Investors have a key role to play in driving change on diversity, equity and inclusion (DE&I) according to a new report from the UN-backed group the Principles for Responsible Investment (PRI).
The report underlines that DEI issues are human rights issues, and calls for investors to give this area the same attention that they give to climate change. It adds that investors can not only change how DEI issues are viewed in their own companies, but more widely across society.
The PRI report says that to date, much of the focus within DEI initiatives has been on gender. The PRI says that while progress has been made on this front there is still considerable work to do. However it says it is “vital” that the DEI focus expands beyond this one issue and encompasses race, sexual orientation and a broader spectrum of diversity issues.

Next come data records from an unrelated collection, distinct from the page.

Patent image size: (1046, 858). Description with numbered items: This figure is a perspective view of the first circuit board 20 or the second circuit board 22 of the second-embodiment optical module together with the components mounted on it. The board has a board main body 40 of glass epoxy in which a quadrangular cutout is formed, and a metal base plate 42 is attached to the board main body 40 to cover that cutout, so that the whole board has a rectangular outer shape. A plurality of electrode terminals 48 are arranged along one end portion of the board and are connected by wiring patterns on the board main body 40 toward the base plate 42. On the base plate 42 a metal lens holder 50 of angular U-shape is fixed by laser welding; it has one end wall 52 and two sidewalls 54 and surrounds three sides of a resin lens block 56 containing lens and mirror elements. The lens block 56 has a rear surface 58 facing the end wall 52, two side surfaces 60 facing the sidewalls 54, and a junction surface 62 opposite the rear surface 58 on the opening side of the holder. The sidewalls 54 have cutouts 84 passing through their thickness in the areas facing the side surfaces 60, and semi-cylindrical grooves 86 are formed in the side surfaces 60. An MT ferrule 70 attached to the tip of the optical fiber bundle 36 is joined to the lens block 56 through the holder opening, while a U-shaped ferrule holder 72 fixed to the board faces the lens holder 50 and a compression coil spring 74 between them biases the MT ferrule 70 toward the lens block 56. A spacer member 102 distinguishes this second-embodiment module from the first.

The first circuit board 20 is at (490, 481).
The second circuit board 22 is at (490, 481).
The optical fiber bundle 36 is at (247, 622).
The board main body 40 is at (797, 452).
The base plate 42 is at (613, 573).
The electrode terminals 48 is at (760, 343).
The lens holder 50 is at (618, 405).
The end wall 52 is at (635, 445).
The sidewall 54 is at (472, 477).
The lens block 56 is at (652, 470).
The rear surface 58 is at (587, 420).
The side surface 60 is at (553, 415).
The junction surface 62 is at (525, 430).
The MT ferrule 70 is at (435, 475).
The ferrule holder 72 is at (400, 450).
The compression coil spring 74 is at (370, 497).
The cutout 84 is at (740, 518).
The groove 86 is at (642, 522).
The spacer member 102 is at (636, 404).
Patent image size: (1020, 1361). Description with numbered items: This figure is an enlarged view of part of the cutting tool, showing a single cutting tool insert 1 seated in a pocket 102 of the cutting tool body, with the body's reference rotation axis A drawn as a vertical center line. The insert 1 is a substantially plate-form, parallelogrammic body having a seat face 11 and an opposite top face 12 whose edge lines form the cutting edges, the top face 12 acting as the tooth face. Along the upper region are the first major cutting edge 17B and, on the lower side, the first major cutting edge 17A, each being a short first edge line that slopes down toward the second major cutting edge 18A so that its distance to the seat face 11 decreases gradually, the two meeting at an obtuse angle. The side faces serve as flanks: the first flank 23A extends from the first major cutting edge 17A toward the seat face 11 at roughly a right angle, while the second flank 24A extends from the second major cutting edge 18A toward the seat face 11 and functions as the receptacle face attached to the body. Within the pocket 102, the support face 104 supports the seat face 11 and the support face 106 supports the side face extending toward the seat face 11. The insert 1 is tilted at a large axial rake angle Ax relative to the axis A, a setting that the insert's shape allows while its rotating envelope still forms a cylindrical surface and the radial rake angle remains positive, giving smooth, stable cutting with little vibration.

The report says there are a number of drivers for investor action on this topic, including both increased regulatory focus on DEI issues and the potential for improved business and investment outcomes.
It adds that the benefits of improving DEI are well understood and demonstrable – including but not limited to the avoidance of “groupthink,” positive impact on employee engagement and performance, reputational gains among stakeholders, greater reflection of beneficiary preferences and increased access to untapped markets.
The report adds that strong evidence exists to suggest that systemic inequality on a national and international scale can not only have a detrimental effect on individuals’ own financial wellbeing but can also stymie economic growth. Addressing DEI issues stands to grow the workforce, improve productivity, and therefore drive economic growth and global innovation.
It concludes that investors should seek to drive change on DEI issues across three key areas
- Inclusive corporate cultures: this means embedding DEI principles across the business’s workforce, rather than solely focusing on representation at board. It says this is needed in order to address structural barriers faced by underrepresented groups.
- Inclusive business models: this means incorporating DEI considerations into the design of a firm’s products and services, as well as pushing for this incorporation in underlying value chains.
- Inclusive societies: this entails investors working for coordinated change across relevant policy areas, as well as acting in concert to realise progress on DEI across all industry sectors.
It says that action taken by investors, particularly those managing large institutional assets and pension funds, may be similar to the work undertaken on issues such a climate change. For example a passive investors may want to look at bespoke indices that take DEI factors into account when weighting constituent companies. Meanwhile active investors may consider screening processes, to set a firm ‘floor’ for portfolio companies DEI standards.
The PRI report also calls for more effective engagement on these issues within the public policy sphere. Investors may consider lobbying on issues such as mandatory DEI disclosures and associated legislative developments which could positively impact the DEI sphere.
Elena Espinoza, senior specialist, human rights and social issues, at the Principles for Responsible Investment says: “DEI has a clear basis in human rights and is a core tenet of the United Nations Sustainable Development Goals.
“As such, responsible investors have a duty to embed the goals in their investment activity, and we’re calling on them to do more on the issue of DEI specifically.
“With this report, we’re encouraging investors to closely consider the issues at hand – namely, that addressing diversity must also entail addressing equity and inclusion too – in order to affect long-term systemic change. We’ve shown clearly the benefits of addressing systemic DEI issues, including to individuals, firms themselves, the communities most affected and the wider economy and society. Now, we’re asking investors to consider steps they can take to enact meaningful change.”